The linear difference scheme

\[ L_h^{(p)}y_i=\frac{1}{h^2}\left[\frac{1}{B_i}(y_{i+1}-y_i)-\frac{1}{A_i}(y_i-y_{i-1})\right], \]

\[ A_i=A[p(x_i+sh)],\qquad B_i=B[p(x_i+sh)] \tag{10} \]

is called canonical if the functionals \(A[\bar p(s)]\) and \(B[\bar p(s)]\) do not depend on \(h\).

Lemma 2. If a linear difference scheme of the form (8) has \(k\)-th order of approximation \((k=1,2)\), then the corresponding canonical scheme, for which \(A=A^{(0)}\), \(B=B^{(0)}\), also has \(k\)-th order of approximation.

We note that, for a scheme of first order of approximation, the conditions

\[ A[1]=1,\qquad B[1]=1,\qquad B[s]-A[s]=1, \]

must be satisfied, while for a scheme of second order of approximation the conditions are

\[ A[1]=1,\qquad B[1]=1,\qquad A[s]=-0.5,\qquad B[s]=0.5,\qquad A[s^2]=B[s^2]. \]

Lemma 3. If a canonical scheme of first order of approximation is symmetric, then it has second order of approximation.

§ 6. The requirement that \(L_h^{(p)}\) be defined in \(Q_m(p)\) means that \(A_i\ne 0\), \(B_i\ne 0\) at no point of the difference grid for any function \(p\in Q_m\). These conditions will be fulfilled if the functionals \(A\) and \(B\) are positive \(\bigl(A[\bar p]>0,\ B[\bar p]>0\) for \(\bar p(s)>0\bigr)\) (see (2)).

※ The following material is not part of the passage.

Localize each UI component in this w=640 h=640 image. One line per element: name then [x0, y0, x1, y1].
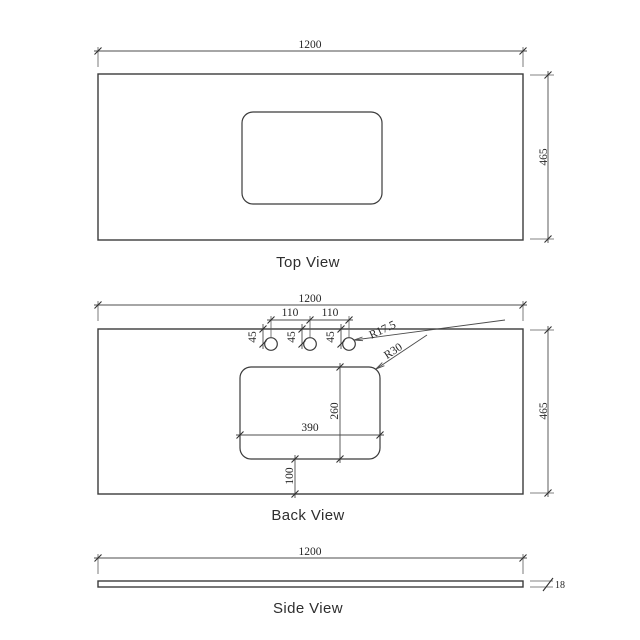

If the canonical scheme \(L_h^{(p)}\) is symmetric and the functionals \(A[\bar p(s)]\), \(B[\bar p(s)]\) are positive, then such a difference scheme is called normal. In what follows we shall consider normal schemes.

The relation between the order of approximation and the order of accuracy is established by the following theorem:

Theorem. Convergence of a normal difference scheme in the sense of approximation is necessary and sufficient for integral convergence; more precisely:

1) If a normal scheme converges in \(C_1'(p)\), then it has first order of approximation in \(C_2(p)\) and, by virtue of symmetry, second order of approximation for \(p(x)\in C_3\).

2) If a normal scheme has second order of approximation in \(C_3(p)\), then it converges in \(C_1'(p)\), has first order of accuracy in \(C_2(p)\), and second order of accuracy in \(C_3(p)\).

Questions concerning convergence and the order of accuracy of normal difference schemes in the class \(Q_m(p)\) will be considered separately.

REFERENCES CITED

¹ A. N. Tikhonov, A. A. Samarskii, DAN, 108, No. 3 (1956).
² A. N. Tikhonov, A. A. Samarskii, DAN, 122, No. 2 (1958).